Falls nicht, dann gehe zu deiner Familie zurück. Oder zu der
deines Mannes, den du seinetwegen verlassen hast.«
         Eine
unsichtbare Last drückte Yazi nieder, und sie stemmte ihre Arme
in den Boden, um sich aufrecht zu halten.
         »Meine
Eltern gaben mich einem reichen Mann, den ich nicht wollte«,
erzählte sie. »Er ist Chuntians Vater. Und du hast Recht,
ich habe einen Weg gefunden, der ganzen Familie zu entkommen. Sie
würden mich niemals wieder aufnehmen, nicht mit dem Kind eines
anderen Mannes.«
         »Nein«,
sagte Zhameng nachdenklich. »Mit dem Kind vielleicht nicht …«
         Sie
brauchte den Rest ihrer Gedanken nicht auszusprechen, denn Yazi
verstand.
         »Ich
werde Jinzi niemals fortgeben oder verkaufen«, schrie sie
empört auf und wollte aus der Hütte stürmen, aber
Zhameng hielt sie energisch zurück. In der kleinen,
ausgemergelten Gestalt steckte erstaunlich viel Kraft. Yazi hätte
mit ihr ringen müssen, um sie abzuschütteln, doch zog sie
es vor, sitzen zu bleiben.
         »Gut,
dann kannst du immer noch hoffen, dass die Familie einen männlichen
Nachkommen braucht«, meinte Zhameng ruhig. »In diesem
Krieg sind so viele Leute gestorben, da werden sie vielleicht nicht
wählerisch sein und einen gesunden Knaben aufnehmen.«
         Für
eine Weile hörte Yazi nur noch das Hämmern ihres Herzens,
denn es war lauter geworden als jedes andere Geräusch.
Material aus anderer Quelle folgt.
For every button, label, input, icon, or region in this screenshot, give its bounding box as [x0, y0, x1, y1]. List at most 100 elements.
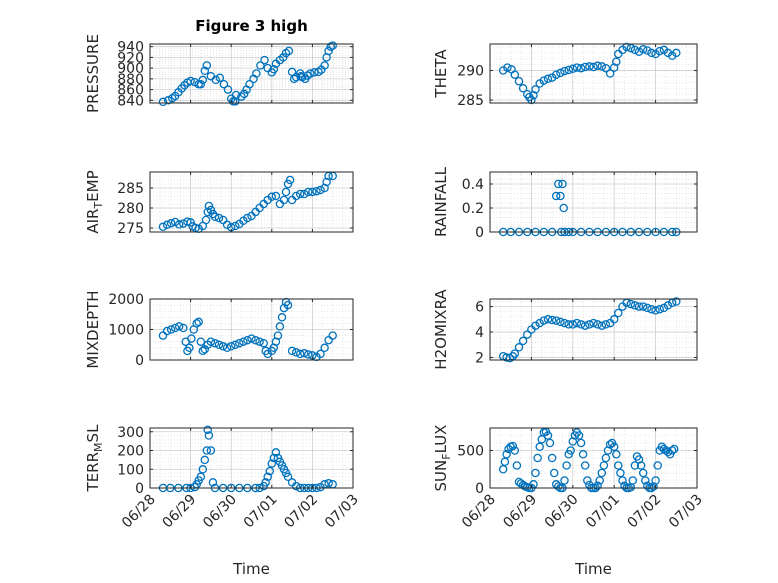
- axes-box: [489, 427, 698, 489]
- data-point: [641, 476, 650, 485]
- data-point: [543, 315, 553, 324]
- data-point: [287, 346, 297, 356]
- y-tick-label: 500: [457, 444, 484, 460]
- data-point: [196, 472, 206, 482]
- x-axis-label: Time: [574, 560, 612, 578]
- x-tick-label: 06/30: [542, 492, 582, 532]
- x-tick-label: 06/30: [200, 492, 240, 532]
- data-point: [162, 220, 172, 230]
- data-point: [595, 476, 604, 485]
- data-point: [597, 321, 607, 330]
- data-point: [574, 431, 584, 440]
- data-point: [531, 85, 540, 94]
- data-point: [622, 42, 631, 52]
- data-point: [609, 315, 619, 324]
- data-point: [269, 453, 279, 463]
- data-point: [601, 63, 611, 73]
- data-point: [231, 221, 240, 231]
- data-point: [174, 322, 184, 331]
- subplot-h2omixra: 2 4 6 H2OMIXRA: [432, 289, 698, 370]
- data-point: [263, 472, 272, 482]
- data-point: [653, 461, 662, 470]
- y-tick-label: 0: [135, 353, 144, 369]
- data-point: [500, 457, 510, 467]
- y-axis-label-main: MIXDEPTH: [84, 290, 102, 368]
- data-point: [529, 91, 538, 100]
- data-point: [556, 68, 565, 78]
- x-tick-label: 06/28: [119, 492, 159, 532]
- data-point: [283, 300, 293, 310]
- y-axis-label: SUNFLUX: [432, 425, 453, 492]
- data-point: [186, 76, 195, 86]
- y-axis-label: AIRTEMP: [84, 170, 105, 233]
- y-axis-label-sub: F: [440, 453, 453, 459]
- y-tick-label: 2: [475, 350, 484, 366]
- data-point: [498, 66, 508, 75]
- data-point: [601, 320, 611, 329]
- data-point: [208, 478, 218, 487]
- data-point: [576, 320, 586, 329]
- data-point: [218, 342, 228, 351]
- data-point: [630, 461, 640, 470]
- data-point: [647, 304, 656, 314]
- x-axis-label: Time: [232, 560, 270, 578]
- data-point: [194, 317, 203, 327]
- subplot-terrmsl: 0 100 200 300 06/28 06/29 06/30 07/01 07/02 07/03…: [84, 424, 362, 578]
- data-point: [320, 343, 329, 353]
- data-point: [204, 431, 214, 440]
- data-point: [539, 316, 549, 325]
- data-point: [566, 446, 575, 455]
- data-point: [196, 79, 206, 89]
- data-point: [634, 302, 644, 311]
- data-point: [273, 331, 283, 340]
- data-point: [576, 63, 586, 73]
- data-point: [568, 64, 578, 74]
- subplot-sunflux: 0 500 06/28 06/29 06/30 07/01 07/02 07/03 Time SU…: [432, 425, 706, 578]
- data-point: [502, 353, 511, 362]
- data-point: [554, 179, 563, 189]
- data-point: [226, 342, 236, 351]
- data-point: [614, 461, 623, 470]
- data-point: [564, 320, 573, 329]
- data-point: [523, 330, 532, 339]
- y-tick-label: 840: [117, 93, 144, 109]
- data-point: [201, 215, 211, 225]
- y-tick-label: 300: [117, 425, 144, 441]
- data-point: [174, 220, 184, 229]
- data-point: [284, 46, 294, 56]
- data-point: [580, 461, 590, 470]
- data-point: [267, 192, 277, 202]
- data-point: [255, 337, 264, 346]
- data-point: [239, 337, 248, 346]
- x-tick-label: 06/28: [459, 492, 499, 532]
- y-tick-label: 4: [475, 325, 484, 341]
- data-point: [601, 453, 611, 463]
- data-point: [597, 468, 607, 478]
- data-point: [275, 322, 285, 331]
- data-point: [533, 453, 542, 463]
- data-point: [252, 69, 261, 78]
- data-point: [312, 186, 321, 196]
- y-tick-label: 200: [117, 444, 144, 460]
- subplot-mixdepth: 0 1000 2000 MIXDEPTH: [84, 290, 354, 369]
- data-point: [630, 301, 640, 310]
- data-point: [547, 453, 557, 463]
- data-point: [543, 431, 553, 440]
- y-tick-label: 6: [475, 300, 484, 316]
- data-point: [200, 455, 210, 465]
- data-point: [585, 320, 594, 329]
- data-point: [239, 89, 249, 99]
- data-point: [215, 73, 225, 83]
- data-point: [514, 343, 524, 352]
- data-point: [200, 66, 210, 76]
- y-tick-label: 285: [117, 181, 144, 197]
- data-point: [647, 48, 656, 58]
- data-point: [164, 96, 173, 105]
- data-point: [231, 90, 241, 100]
- y-axis-label: TERRMSL: [84, 424, 105, 493]
- data-point: [589, 62, 598, 72]
- data-point: [304, 187, 313, 197]
- data-point: [597, 62, 607, 71]
- data-point: [634, 47, 644, 56]
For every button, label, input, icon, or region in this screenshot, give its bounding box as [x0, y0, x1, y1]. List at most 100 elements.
Jene
Zukunft, die Zhameng für sie entwarf, raubte ihr die Lust zu
atmen. Sie schloss die Augen, um die Welt nicht mehr sehen zu müssen.
Andrews Gesicht tauchte vor ihr auf, sie spürte die Wärme
seiner Umarmung und sah seine Augen vor blauem Glück strahlen,
so wie damals, als sie ihn zum ersten Mal auf ihre Matratze gezogen
hatte. Eine Woge der Erleichterung floss durch ihren Körper.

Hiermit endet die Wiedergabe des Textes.